Медный кабель, питавший электричку, снят, намотан на огромные катушки, увезен в тыл, где его нетерпеливо ждут эвакуированные заводы. Электровозы тоже угнаны на восток, и на пригородной ветке их сменили слабосильные паровозы, страдающие старческой одышкой. Они обволакивали вагоны густым дымом.

Шесть вокзалов, по существу, превратились в пригородные: Киевский, Белорусский, Павелецкий, Рижский, Ленинградский, Савеловский. Поездам из Москвы не стало пути на запад, на север, на юг.

Те, кто сходит на дачных платформах, – в шинелях, ватниках, сапогах, лыжных штанах и обязательно в варежках, перчатках. Многие с лопатами, кирками.

Тревога за Москву вселила в них ожесточение и упорство. Каждый клочок промерзшей земли, каждое деревце и кочка – подступ к Москве. И та голая березовая рощица – подступ. И лесная прогалина справа, и бугорок, покрытый чахлыми, поникшими кустами, – это тоже подступ к Москве.

Женщин намного больше, они укутаны платками, шарфами.

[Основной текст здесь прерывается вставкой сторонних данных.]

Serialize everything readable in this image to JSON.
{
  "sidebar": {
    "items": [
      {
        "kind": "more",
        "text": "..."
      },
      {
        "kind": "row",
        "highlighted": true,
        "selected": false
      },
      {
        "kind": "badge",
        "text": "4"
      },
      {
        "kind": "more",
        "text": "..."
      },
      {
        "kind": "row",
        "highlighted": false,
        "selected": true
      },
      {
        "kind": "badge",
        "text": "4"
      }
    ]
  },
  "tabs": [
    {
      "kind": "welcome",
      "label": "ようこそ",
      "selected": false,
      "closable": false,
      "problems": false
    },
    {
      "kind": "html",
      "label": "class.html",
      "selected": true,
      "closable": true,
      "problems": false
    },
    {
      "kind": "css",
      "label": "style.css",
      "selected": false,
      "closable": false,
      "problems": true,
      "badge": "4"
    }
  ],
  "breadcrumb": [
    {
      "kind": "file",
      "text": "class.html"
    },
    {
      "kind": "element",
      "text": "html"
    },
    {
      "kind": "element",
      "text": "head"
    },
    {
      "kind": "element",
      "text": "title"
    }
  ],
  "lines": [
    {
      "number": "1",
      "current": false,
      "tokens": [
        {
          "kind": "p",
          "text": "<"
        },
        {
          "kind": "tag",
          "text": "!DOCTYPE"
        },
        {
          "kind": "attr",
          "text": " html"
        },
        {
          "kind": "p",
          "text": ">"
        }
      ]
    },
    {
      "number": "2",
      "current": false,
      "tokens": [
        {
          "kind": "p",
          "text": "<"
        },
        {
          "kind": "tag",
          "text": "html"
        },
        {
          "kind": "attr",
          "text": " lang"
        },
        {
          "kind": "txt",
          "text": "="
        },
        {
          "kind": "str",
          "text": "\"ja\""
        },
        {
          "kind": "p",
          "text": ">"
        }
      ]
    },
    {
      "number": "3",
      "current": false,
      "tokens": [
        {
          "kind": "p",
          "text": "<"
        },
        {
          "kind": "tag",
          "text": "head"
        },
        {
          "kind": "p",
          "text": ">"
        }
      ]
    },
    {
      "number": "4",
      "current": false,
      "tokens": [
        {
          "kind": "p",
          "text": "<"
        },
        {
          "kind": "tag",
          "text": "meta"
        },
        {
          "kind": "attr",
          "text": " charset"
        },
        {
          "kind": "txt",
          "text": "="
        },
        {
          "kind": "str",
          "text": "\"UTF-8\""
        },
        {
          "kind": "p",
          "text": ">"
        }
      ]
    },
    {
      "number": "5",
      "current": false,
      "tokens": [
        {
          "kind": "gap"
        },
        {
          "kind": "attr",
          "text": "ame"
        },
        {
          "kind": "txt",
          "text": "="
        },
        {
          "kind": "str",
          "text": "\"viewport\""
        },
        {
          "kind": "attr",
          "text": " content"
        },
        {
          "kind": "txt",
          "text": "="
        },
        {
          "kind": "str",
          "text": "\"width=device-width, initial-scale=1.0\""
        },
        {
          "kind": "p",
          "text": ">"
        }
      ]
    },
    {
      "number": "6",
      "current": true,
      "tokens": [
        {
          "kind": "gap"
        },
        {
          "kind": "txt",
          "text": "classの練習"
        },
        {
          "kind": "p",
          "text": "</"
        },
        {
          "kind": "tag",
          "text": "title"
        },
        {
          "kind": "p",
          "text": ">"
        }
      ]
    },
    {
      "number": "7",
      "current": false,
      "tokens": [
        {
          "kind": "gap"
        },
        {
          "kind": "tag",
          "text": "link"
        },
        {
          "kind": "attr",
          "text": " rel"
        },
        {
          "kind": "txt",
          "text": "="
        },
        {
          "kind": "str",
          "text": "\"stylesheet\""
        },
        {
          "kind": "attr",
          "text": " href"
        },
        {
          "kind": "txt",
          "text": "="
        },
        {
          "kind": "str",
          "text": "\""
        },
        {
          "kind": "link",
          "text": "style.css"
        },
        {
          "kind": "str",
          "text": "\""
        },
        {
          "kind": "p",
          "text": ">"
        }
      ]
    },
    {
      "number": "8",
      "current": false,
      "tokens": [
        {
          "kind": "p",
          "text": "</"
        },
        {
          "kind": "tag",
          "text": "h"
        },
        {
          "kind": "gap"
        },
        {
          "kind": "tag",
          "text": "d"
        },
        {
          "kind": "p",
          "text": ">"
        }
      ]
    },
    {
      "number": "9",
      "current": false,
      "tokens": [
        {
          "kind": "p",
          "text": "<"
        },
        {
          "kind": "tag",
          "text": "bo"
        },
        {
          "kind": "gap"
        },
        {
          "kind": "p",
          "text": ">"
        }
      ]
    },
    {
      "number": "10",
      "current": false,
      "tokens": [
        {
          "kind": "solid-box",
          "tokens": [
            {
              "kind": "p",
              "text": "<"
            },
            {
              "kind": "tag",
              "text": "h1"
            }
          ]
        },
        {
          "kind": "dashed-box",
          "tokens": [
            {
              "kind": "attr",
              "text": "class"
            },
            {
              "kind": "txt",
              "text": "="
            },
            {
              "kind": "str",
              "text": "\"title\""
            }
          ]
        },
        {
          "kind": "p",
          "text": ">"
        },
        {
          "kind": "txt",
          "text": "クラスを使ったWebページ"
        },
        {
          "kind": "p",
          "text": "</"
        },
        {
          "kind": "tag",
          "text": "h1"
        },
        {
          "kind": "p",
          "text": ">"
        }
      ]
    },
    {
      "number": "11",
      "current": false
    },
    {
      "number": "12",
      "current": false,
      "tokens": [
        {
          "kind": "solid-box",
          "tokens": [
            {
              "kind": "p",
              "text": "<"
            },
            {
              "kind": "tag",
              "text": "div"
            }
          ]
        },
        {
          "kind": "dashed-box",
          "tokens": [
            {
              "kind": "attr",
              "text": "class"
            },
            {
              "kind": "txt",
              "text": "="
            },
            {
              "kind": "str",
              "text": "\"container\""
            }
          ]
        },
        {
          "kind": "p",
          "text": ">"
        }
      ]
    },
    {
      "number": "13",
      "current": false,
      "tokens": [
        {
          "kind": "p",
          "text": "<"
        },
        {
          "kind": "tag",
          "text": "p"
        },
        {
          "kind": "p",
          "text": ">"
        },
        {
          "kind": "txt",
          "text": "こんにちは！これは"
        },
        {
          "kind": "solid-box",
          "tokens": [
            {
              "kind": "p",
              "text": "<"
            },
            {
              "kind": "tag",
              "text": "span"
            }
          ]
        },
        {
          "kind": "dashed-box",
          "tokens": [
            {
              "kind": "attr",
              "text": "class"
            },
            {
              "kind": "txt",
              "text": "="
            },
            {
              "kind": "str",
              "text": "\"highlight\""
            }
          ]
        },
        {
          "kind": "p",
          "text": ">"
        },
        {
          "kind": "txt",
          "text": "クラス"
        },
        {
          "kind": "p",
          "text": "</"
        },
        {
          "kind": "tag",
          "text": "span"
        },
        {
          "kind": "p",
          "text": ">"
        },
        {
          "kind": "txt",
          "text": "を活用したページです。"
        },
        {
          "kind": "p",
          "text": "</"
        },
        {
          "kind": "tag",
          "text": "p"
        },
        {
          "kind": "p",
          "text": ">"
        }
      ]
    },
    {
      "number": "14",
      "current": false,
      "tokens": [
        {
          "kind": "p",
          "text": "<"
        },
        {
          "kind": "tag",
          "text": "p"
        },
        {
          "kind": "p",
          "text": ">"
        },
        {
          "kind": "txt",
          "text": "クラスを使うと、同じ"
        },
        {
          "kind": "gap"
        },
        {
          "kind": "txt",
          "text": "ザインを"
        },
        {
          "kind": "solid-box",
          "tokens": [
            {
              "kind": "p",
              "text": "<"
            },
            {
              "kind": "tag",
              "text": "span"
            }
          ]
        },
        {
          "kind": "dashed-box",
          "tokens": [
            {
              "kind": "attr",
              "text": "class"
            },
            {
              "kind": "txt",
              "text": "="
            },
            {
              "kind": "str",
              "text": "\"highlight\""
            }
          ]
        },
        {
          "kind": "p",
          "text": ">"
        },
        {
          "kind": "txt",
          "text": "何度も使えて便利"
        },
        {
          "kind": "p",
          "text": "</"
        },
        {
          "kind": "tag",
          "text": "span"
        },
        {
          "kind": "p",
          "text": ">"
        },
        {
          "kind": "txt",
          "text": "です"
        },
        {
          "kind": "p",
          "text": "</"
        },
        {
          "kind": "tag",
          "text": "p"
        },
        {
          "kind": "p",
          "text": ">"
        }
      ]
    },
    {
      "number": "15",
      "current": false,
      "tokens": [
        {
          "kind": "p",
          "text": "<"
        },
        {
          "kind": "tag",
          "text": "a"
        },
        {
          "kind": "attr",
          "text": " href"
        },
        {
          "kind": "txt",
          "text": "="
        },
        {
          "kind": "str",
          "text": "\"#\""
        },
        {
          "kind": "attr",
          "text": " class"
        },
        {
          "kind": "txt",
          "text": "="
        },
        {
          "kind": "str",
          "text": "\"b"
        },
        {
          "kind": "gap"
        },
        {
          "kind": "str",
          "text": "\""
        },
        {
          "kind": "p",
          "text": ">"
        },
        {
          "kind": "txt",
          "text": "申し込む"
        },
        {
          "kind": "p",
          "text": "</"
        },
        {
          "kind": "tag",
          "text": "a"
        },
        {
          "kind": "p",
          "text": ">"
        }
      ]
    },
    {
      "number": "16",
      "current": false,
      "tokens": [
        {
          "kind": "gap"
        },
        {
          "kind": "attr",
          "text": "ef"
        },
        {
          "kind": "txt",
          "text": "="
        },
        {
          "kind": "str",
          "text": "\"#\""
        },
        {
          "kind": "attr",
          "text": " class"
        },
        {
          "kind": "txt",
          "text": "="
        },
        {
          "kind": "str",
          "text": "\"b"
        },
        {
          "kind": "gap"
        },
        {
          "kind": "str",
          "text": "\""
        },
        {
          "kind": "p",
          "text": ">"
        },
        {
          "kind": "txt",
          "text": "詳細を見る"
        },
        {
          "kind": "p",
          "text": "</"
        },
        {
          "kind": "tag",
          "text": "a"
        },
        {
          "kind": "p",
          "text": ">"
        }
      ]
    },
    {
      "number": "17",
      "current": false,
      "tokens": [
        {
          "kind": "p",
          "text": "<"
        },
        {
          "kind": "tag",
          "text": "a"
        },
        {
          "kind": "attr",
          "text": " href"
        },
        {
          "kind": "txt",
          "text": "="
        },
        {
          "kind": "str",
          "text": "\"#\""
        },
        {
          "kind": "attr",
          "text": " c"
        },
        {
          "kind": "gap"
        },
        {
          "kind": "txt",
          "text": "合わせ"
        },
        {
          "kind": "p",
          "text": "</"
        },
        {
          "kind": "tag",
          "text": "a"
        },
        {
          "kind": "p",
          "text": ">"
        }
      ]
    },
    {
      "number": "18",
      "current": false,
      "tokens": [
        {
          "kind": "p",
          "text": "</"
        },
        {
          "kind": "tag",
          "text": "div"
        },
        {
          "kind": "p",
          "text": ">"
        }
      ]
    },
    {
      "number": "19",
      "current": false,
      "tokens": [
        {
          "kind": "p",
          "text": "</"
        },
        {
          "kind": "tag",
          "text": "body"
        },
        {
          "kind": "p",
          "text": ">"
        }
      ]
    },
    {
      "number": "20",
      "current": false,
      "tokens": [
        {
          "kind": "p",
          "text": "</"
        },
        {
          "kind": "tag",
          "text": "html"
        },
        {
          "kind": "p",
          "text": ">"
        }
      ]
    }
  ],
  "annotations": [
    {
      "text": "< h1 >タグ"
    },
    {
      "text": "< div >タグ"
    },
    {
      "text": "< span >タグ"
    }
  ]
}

Москвичи строят оборонительные рубежи. Противотанковый ров начинается тут же, вблизи платформы, и подступает вплотную к Можайскому шоссе. Видны бетонные надолбы, частоколы из бревен, врытых под углом, проволочные заграждения, "ежи" – обрубки рельсов, балок. В землю вкопаны железобетонные коллекторы, демонтированные котлы; под этими бронеколпаками займут места пулеметчики, бронебойщики.

На шоссе патрулируют броневики и танкетки – на случай визита немецких парашютистов.

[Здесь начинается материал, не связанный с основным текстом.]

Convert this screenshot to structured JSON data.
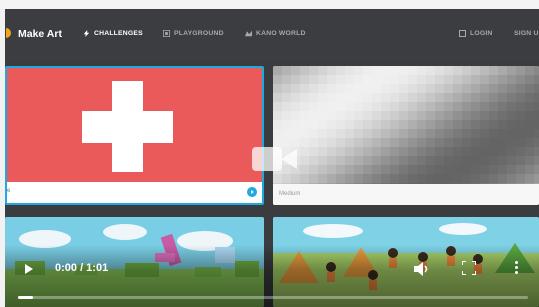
{
  "header": {
    "brand": "Make Art",
    "nav": [
      {
        "label": "CHALLENGES",
        "icon": "bolt-icon"
      },
      {
        "label": "PLAYGROUND",
        "icon": "playground-icon"
      },
      {
        "label": "KANO WORLD",
        "icon": "kano-world-icon"
      }
    ],
    "login": "LOGIN",
    "signup": "SIGN U"
  },
  "cards": [
    {
      "label": "e",
      "subject": "Swiss flag"
    },
    {
      "label": "Medium",
      "subject": "grayscale pixel gradient"
    },
    {
      "label": "",
      "subject": "block landscape"
    },
    {
      "label": "",
      "subject": "campsite with characters"
    }
  ],
  "video": {
    "time": "0:00 / 1:01",
    "progress": 0.03
  },
  "colors": {
    "topbar": "#3b3d41",
    "flag_red": "#ea5a5a",
    "accent": "#1fa9e1",
    "brand_dot": "#f6a21d"
  }
}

Все ближе Москва. Пригород сменился окраиной, полуторка замедляет бег и ныряет в узкий проезд, оставленный в баррикаде.

Баррикада! Для молодого поколения она была символом, романтической подробностью революционных битв. Сейчас баррикада пришла в Москву как рубеж обороны.

Вот ее амбразуры, вот рогожные кули и мешки, вот бойницы со стальными козырьками, вот бронированные щиты. Мешки набиты землей, их припорошило снегом, они уподобились мешкам с мукой.

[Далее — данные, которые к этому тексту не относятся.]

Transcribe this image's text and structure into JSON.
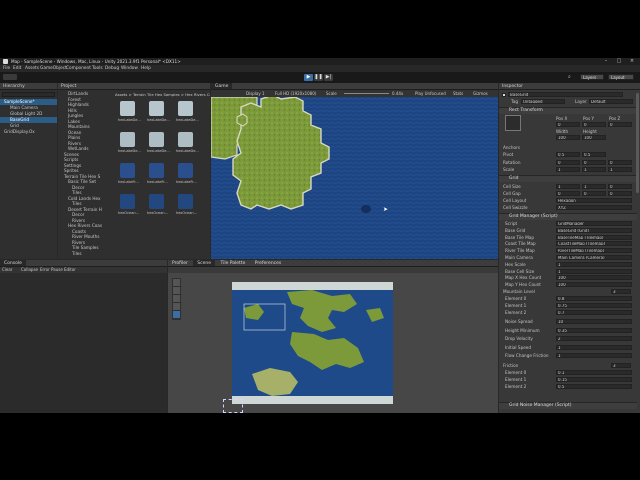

По соседству с баррикадой вырыты окопы. Давно ли мы радовались, когда где-нибудь на окраине Москвы поверх булыжной мостовой ложился асфальт? Жирный, знойный запах смолы провожал прохожих. Но теперь во имя благополучия города понадобилось рыть окопы. И москвичи долбят ломами мерзлую землю.

На балконе, где, бывало, хозяйка развешивала белье или поливала фикусы, – пулемет. За решеткой балкона и перилами – бронелисты.

В угловых многоэтажных домах, на перекрестках улиц можно заметить не только бронированные балконы. Некоторые чердачные, слуховые окна на крышах превращены в пулеметные гнезда.

Милиционер на уличном перекрестке в синей шинели, в каске, за плечами карабин; он теперь и регулировщик уличного движения, и часовой на посту.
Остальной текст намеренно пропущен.